False glory and false modesty are the two rocks on which men who have written their own lives have generally split, but which Thuanus among the moderns and Caesar among the ancients happily escaped. I doubt not you will do me the justice to believe that I do not pretend to compare myself with those great writers in any respect but sincerity,—a virtue in which we are not only permitted, but commanded, to rival the greatest heroes.
I am descended from a family illustrious in France and ancient in Italy, and born upon a day remarkable for the taking of a monstrous sturgeon in a small river that runs through the country of Montmirail, in Brie, the place of my nativity.
I am not so vain as to be proud of having it thought that I was ushered into the world with a prodigy or a miracle, and I should never have mentioned this trifling circumstance had it not been for some libels since published by my enemies, wherein they affect to make the said sturgeon a presage of the future commotions in this kingdom, and me the chief author of them.
I beg leave to make a short reflection on the nature of the mind of man. I believe there never was a more honest soul in the world than my father’s; I might say his temper was the very essence of virtue. For though he saw I was too much inclined to duels and gallantry ever to make a figure as an ecclesiastic, yet his great love for his eldest son—not the view of the archbishopric of Paris, which was then in his family—made him resolve to devote me to the service of the Church. For he was so conscious of his reasons, that I could even swear he would have protested from the very bottom of his heart that he had no other motive than the apprehension of the dangers to which a contrary profession might expose my soul. So true it is that nothing is so subject to delusion as piety: all sorts of errors creep in and hide themselves under that veil; it gives a sanction to all the turns of imagination, and the honesty of the intention is not sufficient to guard against it. In a word, after all I have told you, I turned priest, though it would have been long enough first had it not been for the following accident.
The Duc de Retz, head of our family, broke at that time, by the King’s order, the marriage treaty concluded some years before between the Duc de Mercoeur—[Louis, Duc de Mercoeur, since Cardinal de Vendome, father of the Duc de Vendome, and Grand Prior, died 1669.]—and his daughter, and next day came to my father and agreeably surprised him by telling him he was resolved to give her to his cousin to reunite the family.
As I knew she had a sister worth above 80,000 livres a year, I, that very instant, thought of a double match. I had no hopes they would think of me, knowing how things stood, so I was resolved to provide for myself.
Having got a hint that my father did not intend to carry me to the wedding, as, foreseeing, it may be, what happened, I pretended to be better pleased with my profession, to be touched by what my father had so often laid before me on that subject, and I acted my part so well that they believed I was quite another man.

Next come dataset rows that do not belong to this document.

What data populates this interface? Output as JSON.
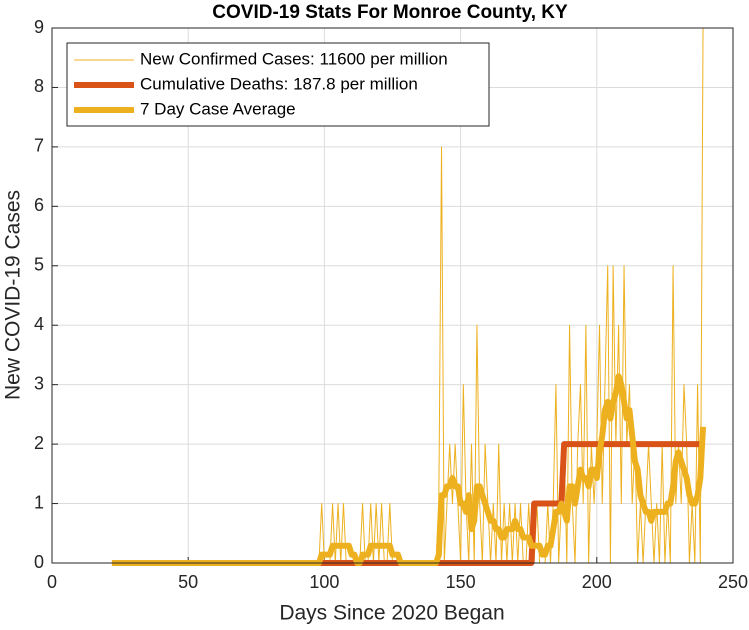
{
  "chart_data": {
    "type": "line",
    "title": "COVID-19 Stats For Monroe County, KY",
    "x_label": "Days Since 2020 Began",
    "y_label": "New COVID-19 Cases",
    "xlim": [
      0,
      250
    ],
    "xticks": [
      0,
      50,
      100,
      150,
      200,
      250
    ],
    "ylim": [
      0,
      9
    ],
    "yticks": [
      0,
      1,
      2,
      3,
      4,
      5,
      6,
      7,
      8,
      9
    ],
    "grid": true,
    "legend": "upper left",
    "x": [
      22,
      23,
      24,
      25,
      26,
      27,
      28,
      29,
      30,
      31,
      32,
      33,
      34,
      35,
      36,
      37,
      38,
      39,
      40,
      41,
      42,
      43,
      44,
      45,
      46,
      47,
      48,
      49,
      50,
      51,
      52,
      53,
      54,
      55,
      56,
      57,
      58,
      59,
      60,
      61,
      62,
      63,
      64,
      65,
      66,
      67,
      68,
      69,
      70,
      71,
      72,
      73,
      74,
      75,
      76,
      77,
      78,
      79,
      80,
      81,
      82,
      83,
      84,
      85,
      86,
      87,
      88,
      89,
      90,
      91,
      92,
      93,
      94,
      95,
      96,
      97,
      98,
      99,
      100,
      101,
      102,
      103,
      104,
      105,
      106,
      107,
      108,
      109,
      110,
      111,
      112,
      113,
      114,
      115,
      116,
      117,
      118,
      119,
      120,
      121,
      122,
      123,
      124,
      125,
      126,
      127,
      128,
      129,
      130,
      131,
      132,
      133,
      134,
      135,
      136,
      137,
      138,
      139,
      140,
      141,
      142,
      143,
      144,
      145,
      146,
      147,
      148,
      149,
      150,
      151,
      152,
      153,
      154,
      155,
      156,
      157,
      158,
      159,
      160,
      161,
      162,
      163,
      164,
      165,
      166,
      167,
      168,
      169,
      170,
      171,
      172,
      173,
      174,
      175,
      176,
      177,
      178,
      179,
      180,
      181,
      182,
      183,
      184,
      185,
      186,
      187,
      188,
      189,
      190,
      191,
      192,
      193,
      194,
      195,
      196,
      197,
      198,
      199,
      200,
      201,
      202,
      203,
      204,
      205,
      206,
      207,
      208,
      209,
      210,
      211,
      212,
      213,
      214,
      215,
      216,
      217,
      218,
      219,
      220,
      221,
      222,
      223,
      224,
      225,
      226,
      227,
      228,
      229,
      230,
      231,
      232,
      233,
      234,
      235,
      236,
      237,
      238,
      239
    ],
    "series": [
      {
        "name": "New Confirmed Cases: 11600 per million",
        "color": "#EDB120",
        "values": [
          0,
          0,
          0,
          0,
          0,
          0,
          0,
          0,
          0,
          0,
          0,
          0,
          0,
          0,
          0,
          0,
          0,
          0,
          0,
          0,
          0,
          0,
          0,
          0,
          0,
          0,
          0,
          0,
          0,
          0,
          0,
          0,
          0,
          0,
          0,
          0,
          0,
          0,
          0,
          0,
          0,
          0,
          0,
          0,
          0,
          0,
          0,
          0,
          0,
          0,
          0,
          0,
          0,
          0,
          0,
          0,
          0,
          0,
          0,
          0,
          0,
          0,
          0,
          0,
          0,
          0,
          0,
          0,
          0,
          0,
          0,
          0,
          0,
          0,
          0,
          0,
          0,
          1,
          0,
          0,
          0,
          1,
          0,
          1,
          0,
          1,
          0,
          0,
          0,
          0,
          0,
          0,
          1,
          0,
          0,
          1,
          0,
          1,
          0,
          1,
          0,
          0,
          1,
          0,
          0,
          0,
          0,
          0,
          0,
          0,
          0,
          0,
          0,
          0,
          0,
          0,
          0,
          0,
          0,
          0,
          1,
          7,
          0,
          1,
          2,
          1,
          2,
          1,
          0,
          3,
          1,
          0,
          2,
          0,
          4,
          1,
          0,
          2,
          1,
          0,
          1,
          0,
          2,
          0,
          1,
          0,
          1,
          0,
          1,
          0,
          1,
          0,
          0,
          1,
          0,
          0,
          1,
          0,
          0,
          0,
          1,
          0,
          1,
          3,
          0,
          1,
          2,
          0,
          4,
          1,
          0,
          2,
          3,
          1,
          4,
          0,
          2,
          1,
          2,
          4,
          1,
          3,
          5,
          0,
          5,
          2,
          4,
          1,
          5,
          2,
          3,
          1,
          2,
          0,
          1,
          0,
          1,
          2,
          1,
          0,
          1,
          0,
          2,
          0,
          1,
          0,
          5,
          1,
          2,
          1,
          3,
          2,
          0,
          1,
          0,
          3,
          0,
          9
        ]
      },
      {
        "name": "Cumulative Deaths: 187.8 per million",
        "color": "#D95319",
        "values": [
          0,
          0,
          0,
          0,
          0,
          0,
          0,
          0,
          0,
          0,
          0,
          0,
          0,
          0,
          0,
          0,
          0,
          0,
          0,
          0,
          0,
          0,
          0,
          0,
          0,
          0,
          0,
          0,
          0,
          0,
          0,
          0,
          0,
          0,
          0,
          0,
          0,
          0,
          0,
          0,
          0,
          0,
          0,
          0,
          0,
          0,
          0,
          0,
          0,
          0,
          0,
          0,
          0,
          0,
          0,
          0,
          0,
          0,
          0,
          0,
          0,
          0,
          0,
          0,
          0,
          0,
          0,
          0,
          0,
          0,
          0,
          0,
          0,
          0,
          0,
          0,
          0,
          0,
          0,
          0,
          0,
          0,
          0,
          0,
          0,
          0,
          0,
          0,
          0,
          0,
          0,
          0,
          0,
          0,
          0,
          0,
          0,
          0,
          0,
          0,
          0,
          0,
          0,
          0,
          0,
          0,
          0,
          0,
          0,
          0,
          0,
          0,
          0,
          0,
          0,
          0,
          0,
          0,
          0,
          0,
          0,
          0,
          0,
          0,
          0,
          0,
          0,
          0,
          0,
          0,
          0,
          0,
          0,
          0,
          0,
          0,
          0,
          0,
          0,
          0,
          0,
          0,
          0,
          0,
          0,
          0,
          0,
          0,
          0,
          0,
          0,
          0,
          0,
          0,
          0,
          1,
          1,
          1,
          1,
          1,
          1,
          1,
          1,
          1,
          1,
          1,
          2,
          2,
          2,
          2,
          2,
          2,
          2,
          2,
          2,
          2,
          2,
          2,
          2,
          2,
          2,
          2,
          2,
          2,
          2,
          2,
          2,
          2,
          2,
          2,
          2,
          2,
          2,
          2,
          2,
          2,
          2,
          2,
          2,
          2,
          2,
          2,
          2,
          2,
          2,
          2,
          2,
          2,
          2,
          2,
          2,
          2,
          2,
          2,
          2,
          2,
          2,
          2
        ]
      },
      {
        "name": "7 Day Case Average",
        "color": "#EDB120",
        "values": [
          0,
          0,
          0,
          0,
          0,
          0,
          0,
          0,
          0,
          0,
          0,
          0,
          0,
          0,
          0,
          0,
          0,
          0,
          0,
          0,
          0,
          0,
          0,
          0,
          0,
          0,
          0,
          0,
          0,
          0,
          0,
          0,
          0,
          0,
          0,
          0,
          0,
          0,
          0,
          0,
          0,
          0,
          0,
          0,
          0,
          0,
          0,
          0,
          0,
          0,
          0,
          0,
          0,
          0,
          0,
          0,
          0,
          0,
          0,
          0,
          0,
          0,
          0,
          0,
          0,
          0,
          0,
          0,
          0,
          0,
          0,
          0,
          0,
          0,
          0,
          0,
          0,
          0.14,
          0.14,
          0.14,
          0.14,
          0.29,
          0.29,
          0.29,
          0.29,
          0.29,
          0.29,
          0.29,
          0.14,
          0.14,
          0,
          0,
          0.14,
          0.14,
          0.14,
          0.29,
          0.29,
          0.29,
          0.29,
          0.29,
          0.29,
          0.29,
          0.29,
          0.14,
          0.14,
          0.14,
          0,
          0,
          0,
          0,
          0,
          0,
          0,
          0,
          0,
          0,
          0,
          0,
          0,
          0,
          0.14,
          1.14,
          1.14,
          1.29,
          1.29,
          1.43,
          1.29,
          1.29,
          1,
          1,
          0.86,
          1.14,
          0.57,
          0.71,
          1.29,
          1.29,
          1.14,
          1,
          0.86,
          0.71,
          0.71,
          0.57,
          0.57,
          0.43,
          0.43,
          0.57,
          0.57,
          0.57,
          0.71,
          0.57,
          0.57,
          0.43,
          0.43,
          0.43,
          0.29,
          0.29,
          0.29,
          0.29,
          0.14,
          0.14,
          0.29,
          0.29,
          0.57,
          0.86,
          0.86,
          1,
          0.86,
          0.71,
          1.29,
          1.29,
          1,
          1.29,
          1.57,
          1.43,
          1.43,
          1.29,
          1.57,
          1.57,
          1.43,
          1.86,
          2.14,
          2.57,
          2.71,
          2.43,
          2.71,
          2.86,
          3.14,
          3,
          2.71,
          2.43,
          2.57,
          2.14,
          1.71,
          1.57,
          1.14,
          1,
          0.86,
          0.86,
          0.71,
          0.86,
          0.86,
          0.86,
          0.86,
          0.86,
          1,
          1,
          1.29,
          1.71,
          1.86,
          1.71,
          1.57,
          1.43,
          1.14,
          1,
          1,
          1.14,
          1.43,
          2.29
        ]
      }
    ]
  }
}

My father resolved to carry me into Brittany, for the reason that I had shown no inclination that way. We found Mademoiselle de Retz at Beaupreau, in Anjou. I looked on the eldest only as my sister, but immediately considered Mademoiselle de Scepaux (so the youngest was called) as my mistress.
I thought her very handsome, her complexion the most charming in the world, lilies and roses in abundance, admirable eyes, a very pretty mouth, and what she wanted in stature was abundantly made up by the prospect of 80,000 livres a year and of the Duchy of Beaupreau, and by a thousand chimeras which I formed on these real foundations.
I played my game nicely from the beginning, and acted the ecclesiastic and the devotee both in the journey and during my stay there; nevertheless, I paid my sighs to the fair one,—she perceived it. I spoke at last, and she heard me, but not with that complacency which I could have wished.